Chula, Samba de roda, Samba carioca:three music genres that are very similar and put together the taste and the character of the whole Brazil. A music that everybody in the world likes, knows and envies, it express itself through the energy of the syncopate rhythm, the saudade of the song and the sensuality of the dance. A music that has its roots in the black Africa and grows its character in the Brazilian territory with the slaves’ songs. .
Walking through the stalls of Santo Amaro da Purificação, I’m going to discover with Roberto Mendes the origins of the Samba in a country that has been able to transform the poverty in a strongbox of cultural and musical richness. Roberto says: “Santo Amaro da Purificação is a family,I think that it’s the only place where the poverty has been generous... because we have wonderful songs and a delicious food. Who can prepare a good dish with pork ears, skin and feet if not the necessity to do it? Only the necessity can create a good kitchen like the Reconcavo bahiano one. In this way the fajoulada bahiana was born, invented by the slaves that mixed the things that white people didn’t use. The food determines people’s culture and their sound is the Chula”. VERSIONE IN ITALIANO - VERSIÓN EN ESPAÑOL .
HISTORICAL SOURCES: The Chula is considered the antecedent of the traditional Samba like all the Brazilian genres, it’s the result of a syncretism of different musical cultures. In the XVI century the Portuguese began to deport to the so called Reconcavo Bahiano Region – that includes only few towns of the Bahia State, among those there’s Santo Amaro de Purificação – the first Angola slaves, the promoters the Bantu culture. In the XVIII century was the turn of the Sudanese slaves of the Beni culture. The mix between these two African cultures, with the Portuguese and in part with the aboriginal ones, gave origin to the Portuguese Chula Aldea, that is a labour song used in the sugar cane fields and during the parties that the slaves had after many forced labour hours. A musical richness generated by the poverty and the labour of a population that had sound and rhythm in their blood and was able to translate every labour movement in a rhythm, every moan in a song. Some sources say that the Chula later generates the Samba Carioca thanks to the migration of the bahian blacks to Rio de Janeiro in the XIX century
THE CHULA:according to Roberto Mendes the Chula is a “behaviour translated into a song”.The words are about love, nature, the rhythm is snappy and syncopated, the dancing is lively and sensual, but at the same time it's elegant. One day I asked to Roberto how can words, rhythm and dance of this genre be so cheerful, if they are the result of many trials, injustices and a miserable life lost working for the colonizer owner. Roberto answered me in a simply way, as it was the most obvious thing of the world: “African People never renounce to the cheerfulness and they live the sadness in a different way compared to other people. The Chula is generated by the necessity to sing in order to maintain this cheerfulness”.

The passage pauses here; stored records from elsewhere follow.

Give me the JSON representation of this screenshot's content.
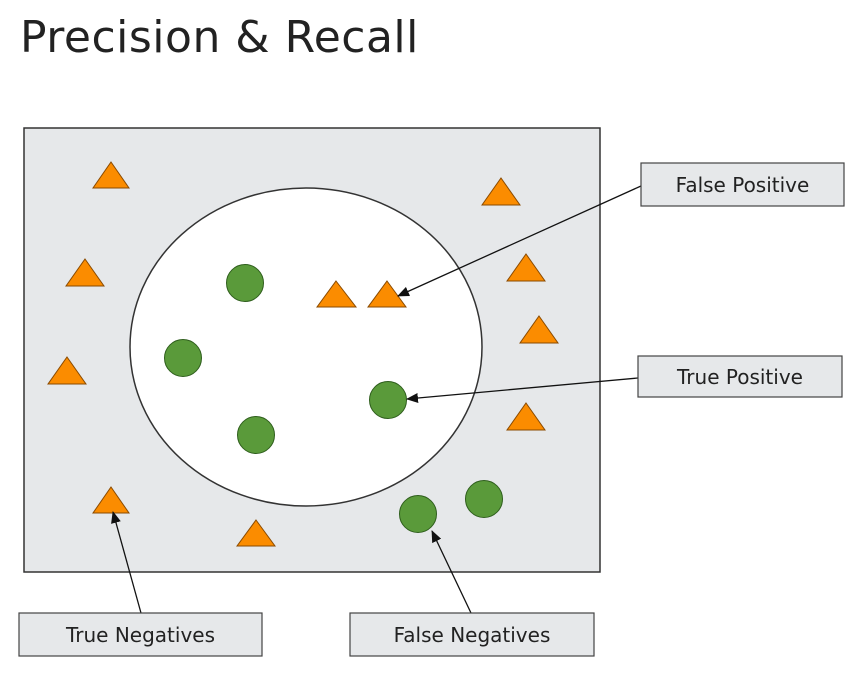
{
  "title": "Precision & Recall",
  "colors": {
    "background": "#ffffff",
    "universe_fill": "#e6e8ea",
    "universe_stroke": "#333333",
    "selection_fill": "#ffffff",
    "negative_fill": "#fb8c00",
    "negative_stroke": "#8a4a00",
    "positive_fill": "#5a9a3a",
    "positive_stroke": "#2e5e1c",
    "label_fill": "#e6e8ea",
    "label_stroke": "#444444",
    "arrow": "#111111"
  },
  "icons": {
    "negative": "triangle-icon",
    "positive": "circle-icon"
  },
  "labels": {
    "false_positive": "False Positive",
    "true_positive": "True Positive",
    "true_negatives": "True Negatives",
    "false_negatives": "False Negatives"
  }
}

DURING THE PARTIES THE SLAVES SANG songs in honour of the women who created, with the instrumentalists, a circle, and inside of it they danced at the Samba rhythm. That's why they give it the name “Samba de Roda” that literally means “Samba in circle”. Roberto tells me that years ago only the women used to dance the Chula and, according to the tradition, they can dance only when you play, while when you sing, they accompany the song with the claps of their hands. Today it seems that these details are not longer taken into account, so the Chula and the Samba de Roda are often associated to the same dance.
THE FOLLOWING MP3 IS A CHULA DO RECôNCAVO written by Roberto Mendes and played with the group "Roberto Mendes & Coisa de Pele": Roberto Mendes (violão), Arinaldo Nascimento (Rebolo), Sinho do Cavaco (cavaquinho), Dagmar Ferreira (repinique), Didhe Prado (pandeiro). The title is Linda Morena. Roberto Mendes is considered one of the most estimated Brazilian composer and guitarist of the last twenty years. He's a great expert of the musical tradition of his home country. Roberto is the only Brazilian guitarist who uses a particular and difficult technique to play the Chulado Reconcavo and the Samba de Roda. He wrote pieces and collaborated with very famous artists like Gal Costa, Caetano Veloso, Paulinho Boca. He travels always into America and Europe, but he always can't wait to come back to his beautiful and simply Santo Amaro da Purificação.